Bitz attributed this decline in New York to consistently uncompetitive legislative races and a “borrow-tax-and-spend government.”

Gallagher attributed some problems in Albany to a lack of public interest. “We’re in trouble now because we’ve never paid attention to what happened here,” Gallagher said. “The way to fix it is to pay more attention and hold representatives more accountable.”

Several panelists said that a widely advocated Medicaid measure, a cap on growth in the counties share of the Medicaid burden, could actually provide little or no relief to business taxpayers in the big picture unless the overall cost of the program is reduced.
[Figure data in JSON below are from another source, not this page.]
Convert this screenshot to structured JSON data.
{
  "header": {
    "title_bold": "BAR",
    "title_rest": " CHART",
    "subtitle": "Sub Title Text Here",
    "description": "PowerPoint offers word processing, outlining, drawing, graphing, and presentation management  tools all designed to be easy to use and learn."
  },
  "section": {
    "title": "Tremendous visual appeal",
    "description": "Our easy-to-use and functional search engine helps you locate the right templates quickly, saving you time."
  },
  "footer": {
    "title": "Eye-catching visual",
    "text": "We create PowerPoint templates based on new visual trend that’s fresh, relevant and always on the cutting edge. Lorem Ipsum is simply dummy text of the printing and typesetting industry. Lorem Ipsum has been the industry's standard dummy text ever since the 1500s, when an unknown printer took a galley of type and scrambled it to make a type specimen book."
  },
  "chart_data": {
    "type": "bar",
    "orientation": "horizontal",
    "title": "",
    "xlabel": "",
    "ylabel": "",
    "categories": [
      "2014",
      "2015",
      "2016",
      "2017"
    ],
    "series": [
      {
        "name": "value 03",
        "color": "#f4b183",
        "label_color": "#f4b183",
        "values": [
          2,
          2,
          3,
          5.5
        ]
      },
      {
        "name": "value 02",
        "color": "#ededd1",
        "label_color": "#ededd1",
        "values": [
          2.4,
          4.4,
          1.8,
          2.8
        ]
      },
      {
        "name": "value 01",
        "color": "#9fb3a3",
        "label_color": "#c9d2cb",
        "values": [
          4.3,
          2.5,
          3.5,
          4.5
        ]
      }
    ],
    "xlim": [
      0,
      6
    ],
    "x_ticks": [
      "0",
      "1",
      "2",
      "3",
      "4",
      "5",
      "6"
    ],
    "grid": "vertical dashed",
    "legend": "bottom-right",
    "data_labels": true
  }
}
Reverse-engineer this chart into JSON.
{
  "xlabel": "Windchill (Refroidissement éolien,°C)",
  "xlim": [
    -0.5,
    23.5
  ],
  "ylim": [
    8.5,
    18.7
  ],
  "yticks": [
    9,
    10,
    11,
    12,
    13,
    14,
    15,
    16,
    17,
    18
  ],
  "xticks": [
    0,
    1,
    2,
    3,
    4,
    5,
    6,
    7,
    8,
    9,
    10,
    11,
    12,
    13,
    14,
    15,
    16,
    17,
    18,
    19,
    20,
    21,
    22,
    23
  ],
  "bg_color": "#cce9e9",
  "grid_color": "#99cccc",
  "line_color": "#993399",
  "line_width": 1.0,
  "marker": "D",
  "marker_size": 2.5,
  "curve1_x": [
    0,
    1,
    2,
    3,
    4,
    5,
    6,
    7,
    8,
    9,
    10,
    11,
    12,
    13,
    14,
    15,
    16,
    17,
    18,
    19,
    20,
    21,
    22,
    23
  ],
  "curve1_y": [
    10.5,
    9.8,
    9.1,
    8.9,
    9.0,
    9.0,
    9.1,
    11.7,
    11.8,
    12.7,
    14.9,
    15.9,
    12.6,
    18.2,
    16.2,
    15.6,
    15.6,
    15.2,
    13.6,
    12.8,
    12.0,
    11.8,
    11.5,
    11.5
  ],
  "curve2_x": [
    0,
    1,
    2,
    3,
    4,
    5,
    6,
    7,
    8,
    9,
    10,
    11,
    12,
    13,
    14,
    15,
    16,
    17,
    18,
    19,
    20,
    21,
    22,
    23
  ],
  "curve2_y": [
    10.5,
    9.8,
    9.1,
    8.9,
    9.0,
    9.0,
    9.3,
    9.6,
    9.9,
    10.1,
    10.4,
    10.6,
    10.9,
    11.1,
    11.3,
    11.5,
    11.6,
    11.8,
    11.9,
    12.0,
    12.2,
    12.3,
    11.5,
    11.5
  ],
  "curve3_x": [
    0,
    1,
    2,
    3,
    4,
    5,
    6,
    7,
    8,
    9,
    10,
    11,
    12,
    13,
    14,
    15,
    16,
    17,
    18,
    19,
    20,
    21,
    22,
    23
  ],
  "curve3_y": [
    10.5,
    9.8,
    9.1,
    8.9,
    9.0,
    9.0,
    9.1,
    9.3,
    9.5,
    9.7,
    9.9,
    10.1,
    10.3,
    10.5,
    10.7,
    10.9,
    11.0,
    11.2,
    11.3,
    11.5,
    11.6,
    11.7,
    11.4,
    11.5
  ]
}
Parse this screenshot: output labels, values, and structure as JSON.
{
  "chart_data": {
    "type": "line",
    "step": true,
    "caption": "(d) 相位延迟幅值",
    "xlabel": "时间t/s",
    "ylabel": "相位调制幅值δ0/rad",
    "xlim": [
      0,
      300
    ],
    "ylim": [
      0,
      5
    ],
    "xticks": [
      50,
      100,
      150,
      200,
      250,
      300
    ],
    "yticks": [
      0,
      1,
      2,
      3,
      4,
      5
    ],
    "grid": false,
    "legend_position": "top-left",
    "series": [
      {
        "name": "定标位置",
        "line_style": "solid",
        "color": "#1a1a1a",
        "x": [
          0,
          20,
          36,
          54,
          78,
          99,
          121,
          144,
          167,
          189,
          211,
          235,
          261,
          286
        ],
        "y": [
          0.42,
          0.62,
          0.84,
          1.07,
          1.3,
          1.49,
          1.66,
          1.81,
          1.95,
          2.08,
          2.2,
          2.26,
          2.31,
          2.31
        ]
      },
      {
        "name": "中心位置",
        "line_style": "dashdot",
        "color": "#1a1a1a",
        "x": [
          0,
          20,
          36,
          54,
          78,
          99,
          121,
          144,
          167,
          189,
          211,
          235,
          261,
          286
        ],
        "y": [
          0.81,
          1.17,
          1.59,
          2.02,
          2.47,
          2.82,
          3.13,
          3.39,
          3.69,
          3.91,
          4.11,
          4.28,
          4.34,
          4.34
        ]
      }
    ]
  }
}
A cap alone, Gallagher said, “wouldn’t do anything to decrease Medicaid costs.” He noted that some lawmakers might look to increase taxes to pay for the increase in the state spending that would result if county spending is capped without reductions in overall spending.

McMahon agreed that shifting Medicaid costs to state government would do little to help ease taxpayers burden. Most lawmakers would propose an increase on high-wage earners to sustain the added costs, he said.

“It’s not just a problem of who pays but what they are paying for,” Conway agreed. “Medicaid needs real and substantial change to get quality care at affordable prices.” He emphasized that New York's Medicaid spending encourages costly care in hospital emergency rooms, not the more traditional and cost-effective care in physicians' offices.

For real long-term improvements in New York’s fiscal circumstances, New York must emphasize spending reductions at all levels of government, McMahon said.

“Taxes are pervasive and corrosive,” he said.”The solution is to slow government growth. Spending at every level needs to be slowed down.”